以前何人かのカウンセラー(臨床心理士)と幾つかの女性誌を巡って会話をしていました。印象に残った部分を短くいうと下記のような会話です。

  • 女性カウンセラー「あ~いう雑誌はね‥結局女性同士の競争を煽ったり、そこから負けたら‥的な不安を煽っているんだと思うよ」
  • 男性カウンセラー1「そうなんだ~。あと、女性誌って夫への不満も煽っているような気がするんだけど‥」
  • 男性カウンセラー2「なんか、煽りビジネスと言えるような‥」 

そこで話されていたのは、それらの女性誌は女性の「不安と不満を煽っている」面があるのではないか、それが結果的に女性の生きづらさをうんでいるのでは、というものでした。

 

2.「今より良いものを」と心が常に煽られる現代社会

 

その会話がどの程度的を得ているのかはわかりません。何気ない会話でしたので。そこから、“この「煽り」や「煽りによる生きづらさ」はなにも女性誌や女性に限ったことではないな~”といった連想がうかびました。今の社会をみると、この「煽り」はいたるところに存在しています。

 

ためしにテレビ・新聞や雑誌・インターネット・電車内広告などを見てみてください。下記のような文言に溢れています。 

 

  • 「今より、良い乗り心地を‥(車)」
  • 「今より、快適なお住まいを‥(住宅)」
  • 「今より、健康で美しい体・体型・素肌を‥(ダイエット・ジム・サプリメント・健康食品・化粧品)」
  • 「今より、美しくあなたらしい装いを(洋服)」
  • 「今より、成功をおさめるために‥(自己啓発系セミナーやスキル・ノウハウ本)」
  • 「今より、楽であなたらしい生き方を‥(癒し系・自己啓発系)」
  • 「今より、便利な~を(スマホ・PC・掃除機・洗濯機などありとあらゆる物がはいります)」

 

‥などなどあげたらきりがありません。これは逆に言うと、「あなたは今のままで本当にいいのか」という問いに、心が常にさらされている状況とも言えます。

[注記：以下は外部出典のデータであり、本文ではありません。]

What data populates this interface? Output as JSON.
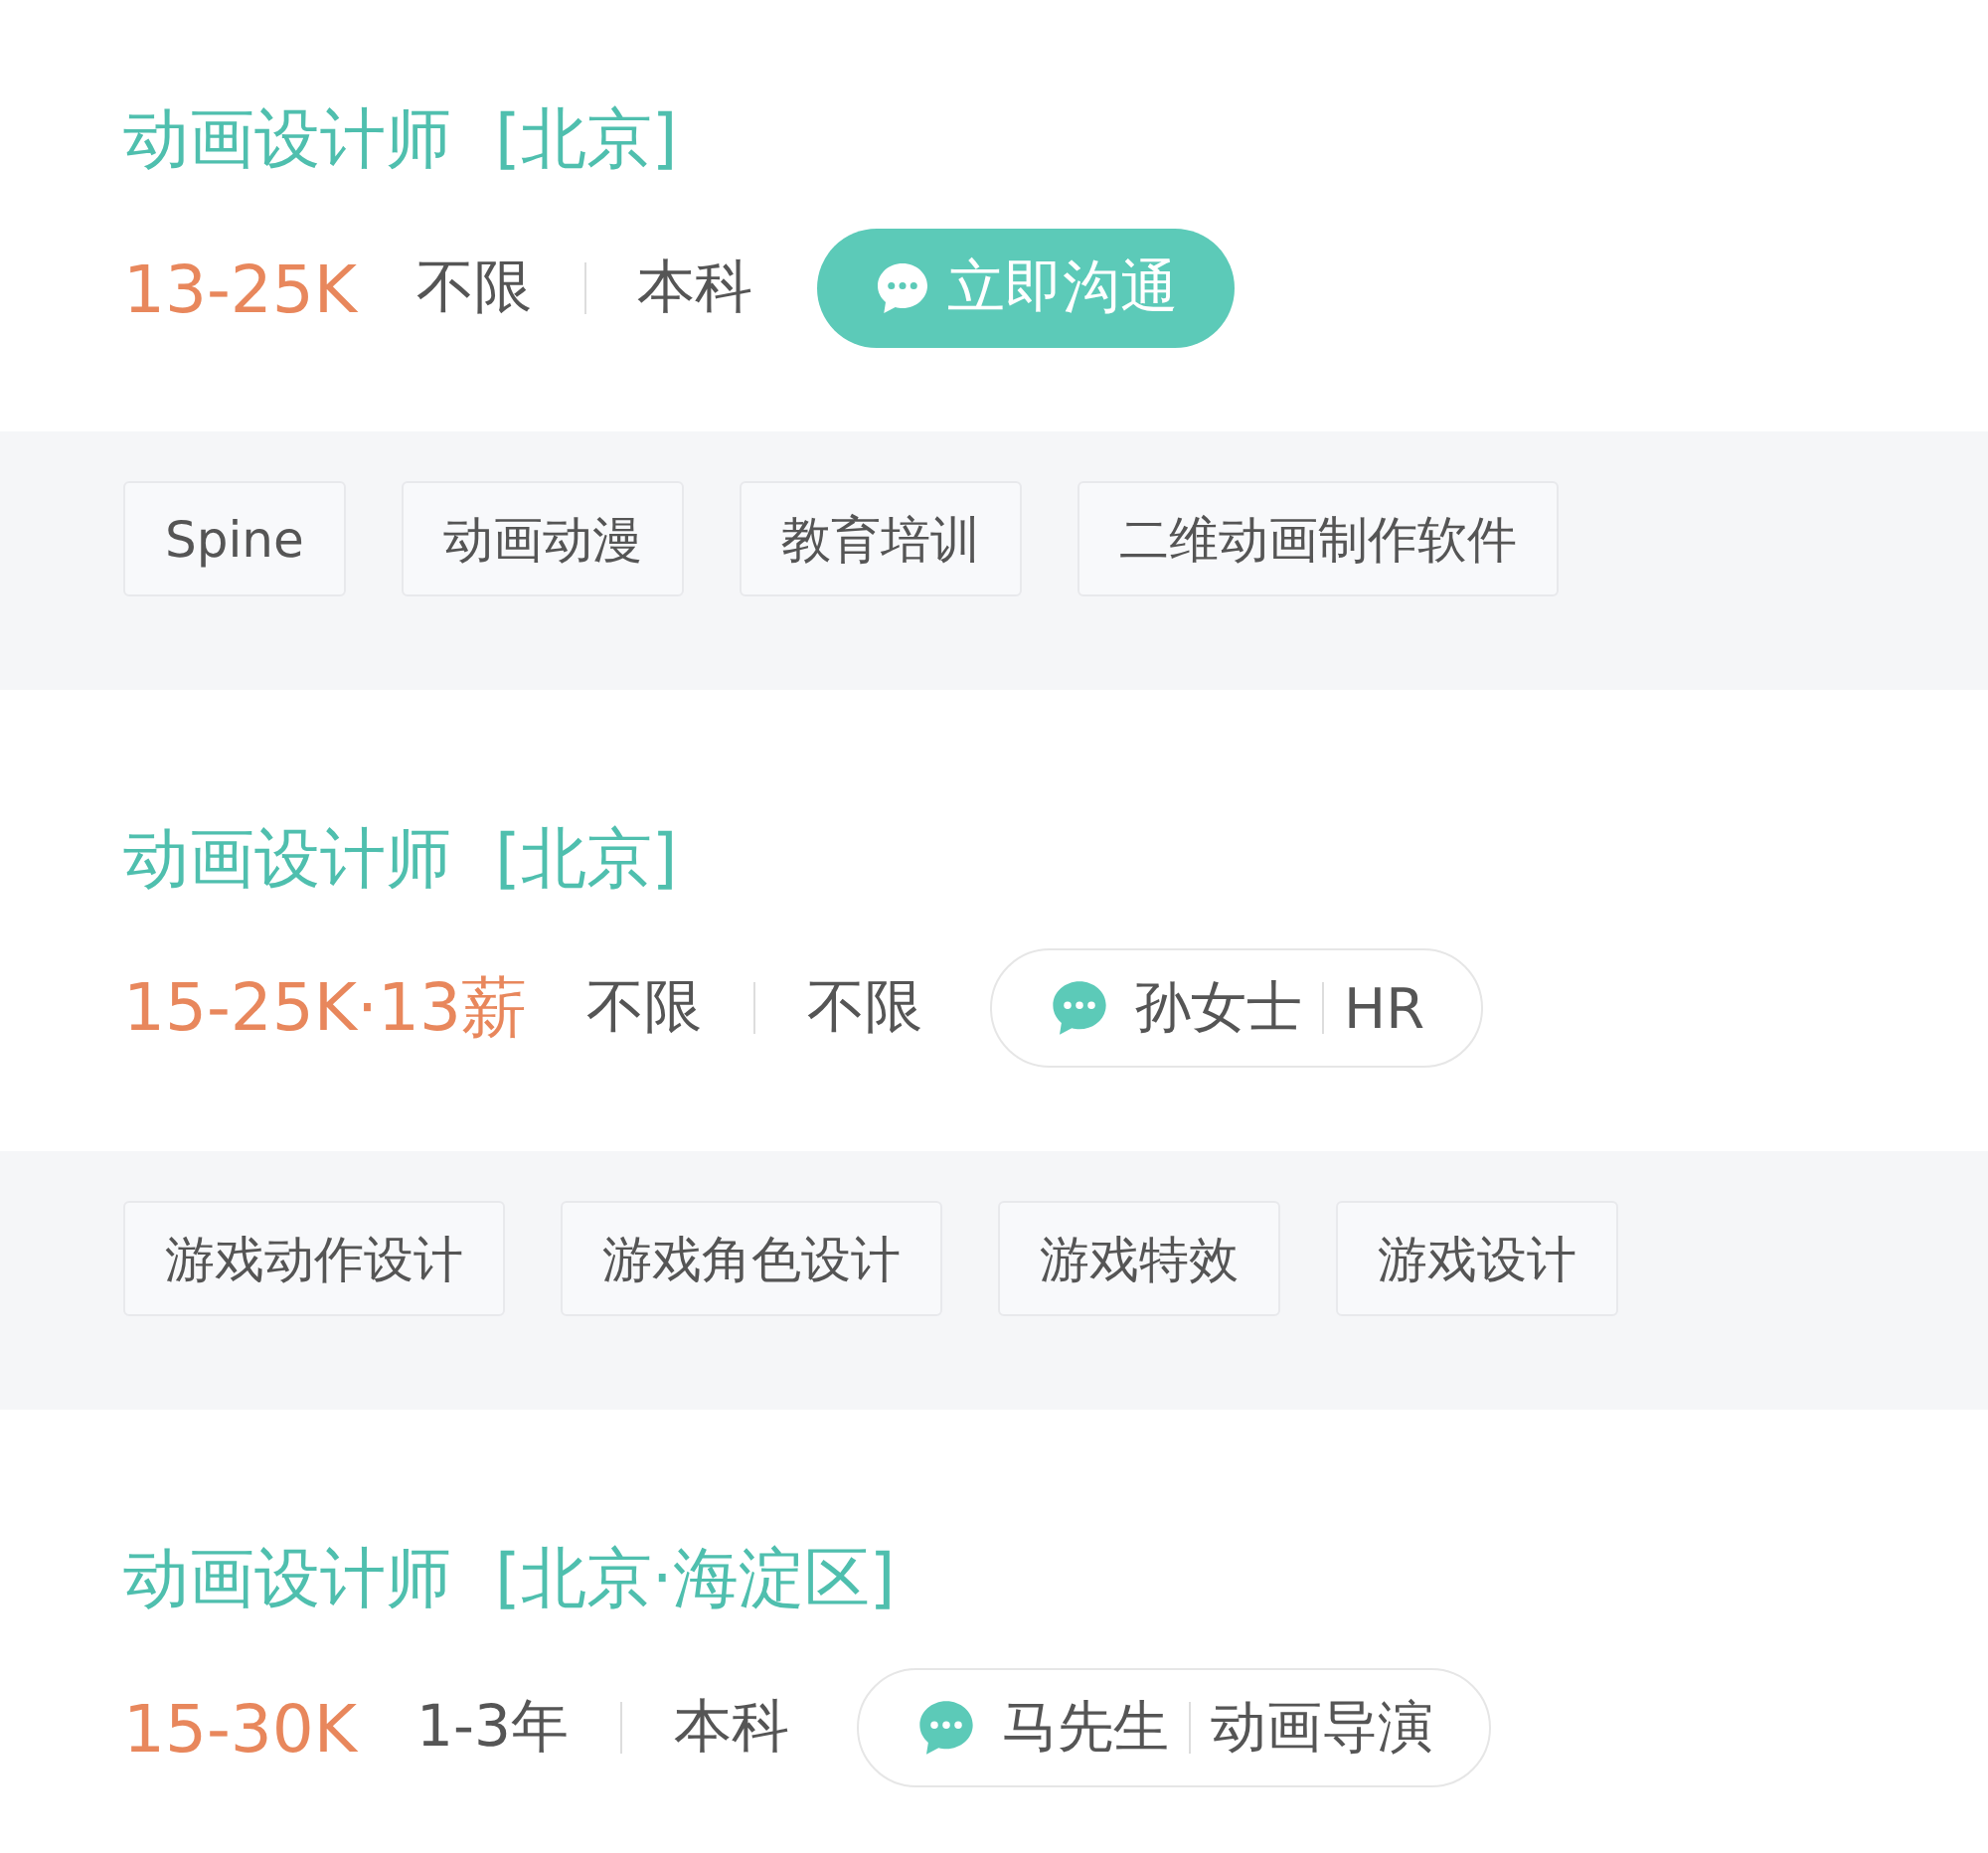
{
  "jobs": [
    {
      "title": "动画设计师",
      "location": "[北京]",
      "salary": "13-25K",
      "requirements": [
        "不限",
        "本科"
      ],
      "action": {
        "kind": "chat_button",
        "label": "立即沟通"
      },
      "tags": [
        "Spine",
        "动画动漫",
        "教育培训",
        "二维动画制作软件"
      ]
    },
    {
      "title": "动画设计师",
      "location": "[北京]",
      "salary": "15-25K·13薪",
      "requirements": [
        "不限",
        "不限"
      ],
      "action": {
        "kind": "contact",
        "name": "孙女士",
        "role": "HR"
      },
      "tags": [
        "游戏动作设计",
        "游戏角色设计",
        "游戏特效",
        "游戏设计"
      ]
    },
    {
      "title": "动画设计师",
      "location": "[北京·海淀区]",
      "salary": "15-30K",
      "requirements": [
        "1-3年",
        "本科"
      ],
      "action": {
        "kind": "contact",
        "name": "马先生",
        "role": "动画导演"
      }
    }
  ]
}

そして現代社会のこの状況は、我々の心にひそかに不安や生きづらさを生じさせる可能性があります。

 

というのも、常に「今のままでいいのか」という情報に煽られ、さらされ続けていくと、気づかないうちに「私は今のままでいいのか…」という不安にからみとられていくからです。

 

3.カウンセリング場面では

 

このような現代社会の風潮や、それが心に与える影響はカウンセリング場面でも生じてきます。一つの典型例は「子育て」かもしれません。

 

子育てに関してはとにかく情報が溢れています。その中で知らず知らず「~が良い子育て」といった情報に触れていく中で、いつの間にかその情報が「世間一般の平均値」となっていき、その情報と自分の子育てを比較していくわけです。そしてそこから“自分の子育ては大丈夫なのか‥”と過度に不安になっていく。

 

このような心の動きは、ときに当人にとって強い生きづらさや不安を生じさせていきます。

 

4.自分へのアップデートが常に求められるしんどさ

 

現代社会の上記のような風潮は、自分に関する様々な側面への「アップデート、アップグレード」を知らず知らずのうちに求められ、強要されている状況といってもいいかもしれません。しかも「常に絶え間なく」です。

 

もちろん、そういった刺激からより良い人生に結びつく場合もあるので良い側面もあると思います。

 

しかし、上記のような「煽り文句にさらされ続けていると、知らず知らずのうちに今の自分に漠然とした不安、不全感を感じたり、「漠然とした世間」と比較し、場合によってはそこからなんらかのしんどい行動をしていく可能性もあります。例えば冷静に考えれば「非生産的なこと」に多額のお金をかけたり、時間や労力をつぎ込んだり。

 

好むと好まざるに関わらず、我々はそのような社会で今を生き、それは我々の心にも影響をあたえていくわけです。そう考えると、現代社会のそういった風潮や、それが心に与えうる影響を多少なりとも自覚しつつ生きることは心を守るために役立つと思います。

 

現代の社会が心に与える影響は様々な切り取られ方をしますが、今回は心の健康に直結する側面をピックアップして検討してみました。今回の記事が、多少なりとも皆さまの心の健康や気づかないうちに生じてくる生きづらさや不安の軽減に役立てば幸いです。